Vraiment ? La réalité est plus subtile, et une étude réalisée en 2004-2005 à la demande du Secrétariat d'Etat à l'économie conclut, à l'inverse, que le chômage partiel «n'a pas eu l'effet stabilisateur escompté» [sur l'emploi] et même que «le chômage partiel pousse au démantèlement de l'emploi en période de faiblesse conjoncturelle». Cette recherche est la troisième du genre, après celles publiées en 1989 et 1998. Les deux premières crises alors analysées étant différentes, les résultats ne sont pas comparables, avertissent les auteurs. Mais pour la récession de 2001-2003, analysée par les chercheurs a posteriori en 2004 et 2005, soit après la décrue de chômage partiel, le bilan est accablant.
Effet d'aubaine
L'hypothèse de départ était pourtant bienveillante. Les auteurs postulaient que «les indemnités pour réduction d'horaires ont une influence positive sur la conservation des effectifs». Au final, la meilleure conséquence attribuée au chômage partiel est «d'étaler le démantèlement de l'emploi» et de «diluer dans le temps les effets négatifs des licenciements», notent-ils.

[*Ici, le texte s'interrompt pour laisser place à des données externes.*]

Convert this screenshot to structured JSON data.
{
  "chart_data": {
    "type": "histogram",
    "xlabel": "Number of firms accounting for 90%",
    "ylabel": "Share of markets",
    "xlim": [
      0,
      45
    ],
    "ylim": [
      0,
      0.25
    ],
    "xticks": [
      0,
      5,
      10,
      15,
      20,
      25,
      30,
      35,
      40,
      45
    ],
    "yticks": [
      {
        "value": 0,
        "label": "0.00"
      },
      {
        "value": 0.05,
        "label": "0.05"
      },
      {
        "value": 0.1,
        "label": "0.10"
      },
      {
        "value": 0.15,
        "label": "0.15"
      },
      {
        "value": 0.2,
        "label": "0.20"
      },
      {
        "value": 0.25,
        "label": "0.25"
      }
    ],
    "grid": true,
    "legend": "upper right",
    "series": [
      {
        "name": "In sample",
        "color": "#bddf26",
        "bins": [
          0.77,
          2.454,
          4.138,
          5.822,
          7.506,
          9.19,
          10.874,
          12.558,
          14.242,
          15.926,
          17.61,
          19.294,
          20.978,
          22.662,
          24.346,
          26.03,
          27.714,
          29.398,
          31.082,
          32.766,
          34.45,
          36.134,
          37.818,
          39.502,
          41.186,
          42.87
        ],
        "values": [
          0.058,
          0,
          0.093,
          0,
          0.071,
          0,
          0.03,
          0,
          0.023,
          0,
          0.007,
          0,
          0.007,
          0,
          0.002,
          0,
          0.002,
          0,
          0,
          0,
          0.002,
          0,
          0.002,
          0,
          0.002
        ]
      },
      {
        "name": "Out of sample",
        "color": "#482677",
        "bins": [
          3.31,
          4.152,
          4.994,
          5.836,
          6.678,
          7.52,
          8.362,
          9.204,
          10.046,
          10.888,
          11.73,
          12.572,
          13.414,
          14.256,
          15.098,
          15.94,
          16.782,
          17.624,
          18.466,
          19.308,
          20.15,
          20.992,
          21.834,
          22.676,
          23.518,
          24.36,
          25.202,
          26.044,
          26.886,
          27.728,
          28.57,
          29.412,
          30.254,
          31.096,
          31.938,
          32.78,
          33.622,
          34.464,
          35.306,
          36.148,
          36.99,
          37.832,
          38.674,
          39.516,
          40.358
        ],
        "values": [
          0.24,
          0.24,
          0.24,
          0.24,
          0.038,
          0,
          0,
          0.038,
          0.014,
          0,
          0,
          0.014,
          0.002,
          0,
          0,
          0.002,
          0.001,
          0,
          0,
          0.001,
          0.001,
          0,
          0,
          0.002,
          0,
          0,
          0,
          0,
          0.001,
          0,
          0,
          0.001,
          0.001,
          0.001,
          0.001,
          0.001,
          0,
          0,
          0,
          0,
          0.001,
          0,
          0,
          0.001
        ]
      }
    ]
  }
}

Alors que le dispositif est officiellement prévu pour inciter les entreprises à conserver leurs employés au moyen d'une aide financière partielle sur les salaires, les deux professeurs ont remarqué l'inverse : ce sont les entreprises qui ont préalablement décidé de maintenir leur personnel qui demandent les indemnités et bénéficient ainsi d'un «effet d'aubaine».
Réduction d'effectifs
Les auteurs sont arrivés à ces conclusions négatives par deux chemins différents. D'une part, une enquête sur les réactions effectives des entreprises durant et après la récession a révélé un «résultat aussi étonnant qu’incontestable», à savoir qu'entre 2001 et 2003 les indemnités de réduction d'horaire «n'ont pas permis de maintenir davantage le personnel à son poste, mais la grande majorité des entreprises qui ont recouru au chômage partiel ont même réduit leurs effectifs». La comparaison effectuée avec les deux premières études de 1989 et 1998 montre aussi «que les répercussions négatives des fléchissements conjoncturels sur l'emploi se sont aggravées avec le temps».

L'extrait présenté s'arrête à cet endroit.